Sabahın erken saatlerinden itibaren etkisini göstermeye başlayan yağmur, öğleden sonra da devam ederek festival alanına adeta atmosferik bir derinlik kazandırdı. Yoğun yağışın, kısa bir süreliğine durduktan sonra yeniden başlaması, katılımcılar için öngörülemeyen bir deneyim yarattı ve etkinliğin doğasına beklenmedik bir boyut ekledi. Bu meteorolojik değişiklikleri takip ederek, sosyal medya platformlarımız aracılığıyla okuyucularımıza düzenli bilgilendirmeler sunduk. Ancak dikkat çekici olan, hiçbir katılımcının bu hava koşullarından şikâyet etmemesiydi; aksine, çoğu katılımcı, yağmurun ve bulutlu havanın konserin etkileyiciliğini daha da artırdığını belirtti. Yağmurun, ılık bir havada ve etkileyici bir performans sergileyen gruplarla birlikte katılımcılara sunduğu bu eşsiz atmosfer, festivale katılanlar için benzersiz ve unutulmaz bir deneyim olarak kaydedildi.

Metalin Sesi KüçükÇiftlik Park'ta Yankılandı

Bosphorus Metal Fest, bu yıl da metal müziğin güçlü yankısıyla İstanbul’u sallayarak katılımcılara unutulmaz bir müzik ziyafeti sundu. Farklı ülkelerden ve çeşitli tarzlardan grupların bir araya geldiği bu festival, müziğin evrensel dilini bir kez daha tüm açıklığıyla ortaya koydu. Yağmurun ve kasvetli havanın yarattığı büyülü atmosfer altında gerçekleşen etkinlik, müziğin ve doğanın nasıl kusursuz bir uyum içinde var olabileceğini etkileyici bir şekilde gözler önüne serdi.

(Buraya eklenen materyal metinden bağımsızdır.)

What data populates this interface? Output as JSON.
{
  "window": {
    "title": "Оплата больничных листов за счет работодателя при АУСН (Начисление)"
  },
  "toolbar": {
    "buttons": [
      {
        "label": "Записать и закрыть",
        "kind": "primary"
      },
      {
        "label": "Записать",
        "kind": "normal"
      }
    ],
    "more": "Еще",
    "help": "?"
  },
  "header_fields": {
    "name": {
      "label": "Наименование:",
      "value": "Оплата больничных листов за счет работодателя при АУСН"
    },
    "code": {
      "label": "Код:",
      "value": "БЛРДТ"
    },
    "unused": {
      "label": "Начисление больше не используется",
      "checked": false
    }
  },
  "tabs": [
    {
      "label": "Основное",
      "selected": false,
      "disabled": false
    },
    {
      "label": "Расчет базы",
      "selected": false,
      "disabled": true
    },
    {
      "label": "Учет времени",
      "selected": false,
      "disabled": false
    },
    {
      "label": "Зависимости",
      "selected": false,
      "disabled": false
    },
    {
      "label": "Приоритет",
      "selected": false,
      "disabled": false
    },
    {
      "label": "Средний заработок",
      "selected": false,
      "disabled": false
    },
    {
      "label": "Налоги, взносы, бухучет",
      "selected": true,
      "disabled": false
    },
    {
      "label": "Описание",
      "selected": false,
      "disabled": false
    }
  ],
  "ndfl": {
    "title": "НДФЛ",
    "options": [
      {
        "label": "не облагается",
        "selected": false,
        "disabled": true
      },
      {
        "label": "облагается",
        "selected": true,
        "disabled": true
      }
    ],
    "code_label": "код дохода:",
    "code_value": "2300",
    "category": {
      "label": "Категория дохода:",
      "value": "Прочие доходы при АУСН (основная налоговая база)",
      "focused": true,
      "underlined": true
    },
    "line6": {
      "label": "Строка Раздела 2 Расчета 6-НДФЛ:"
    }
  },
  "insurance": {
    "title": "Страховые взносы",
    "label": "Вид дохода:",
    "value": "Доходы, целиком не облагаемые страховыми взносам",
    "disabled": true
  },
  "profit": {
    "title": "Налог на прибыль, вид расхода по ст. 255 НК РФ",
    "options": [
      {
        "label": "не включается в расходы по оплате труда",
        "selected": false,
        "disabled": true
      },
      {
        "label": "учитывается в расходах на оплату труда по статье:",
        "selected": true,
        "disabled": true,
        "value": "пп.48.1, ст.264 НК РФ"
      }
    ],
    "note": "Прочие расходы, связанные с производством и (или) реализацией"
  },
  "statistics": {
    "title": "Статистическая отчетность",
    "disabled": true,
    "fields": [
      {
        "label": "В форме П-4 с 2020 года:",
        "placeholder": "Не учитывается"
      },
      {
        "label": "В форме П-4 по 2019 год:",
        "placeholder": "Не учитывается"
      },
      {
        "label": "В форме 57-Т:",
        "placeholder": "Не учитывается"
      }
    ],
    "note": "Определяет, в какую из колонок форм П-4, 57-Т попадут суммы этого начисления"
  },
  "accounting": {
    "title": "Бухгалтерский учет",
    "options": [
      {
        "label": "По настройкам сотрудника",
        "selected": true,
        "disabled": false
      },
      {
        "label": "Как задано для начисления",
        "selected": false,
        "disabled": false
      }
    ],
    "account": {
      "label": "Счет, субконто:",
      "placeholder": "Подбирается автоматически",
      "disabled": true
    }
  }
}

Festivaller, yalnızca favori grupları canlı izlemekle sınırlı kalmayıp, aynı zamanda dinleyicilere yeni keşifler yapma imkânı sunan eşsiz birer kültürel deneyim alanıdır. Bu bağlamda, Bosphorus Metal Fest, katılımcılara sunduğu zengin müzikal içerikle, farklı sesleri ve enerjileri keşfetme fırsatı sağlayarak kendine özgü bir deneyim yaşattı. Her bir grup, kendi benzersiz tarzı ve sahne enerjisiyle performans sergileyerek izleyicilere unutulmaz anlar yaşattı ve metal müziğin çok yönlülüğünü bir kez daha kanıtladı.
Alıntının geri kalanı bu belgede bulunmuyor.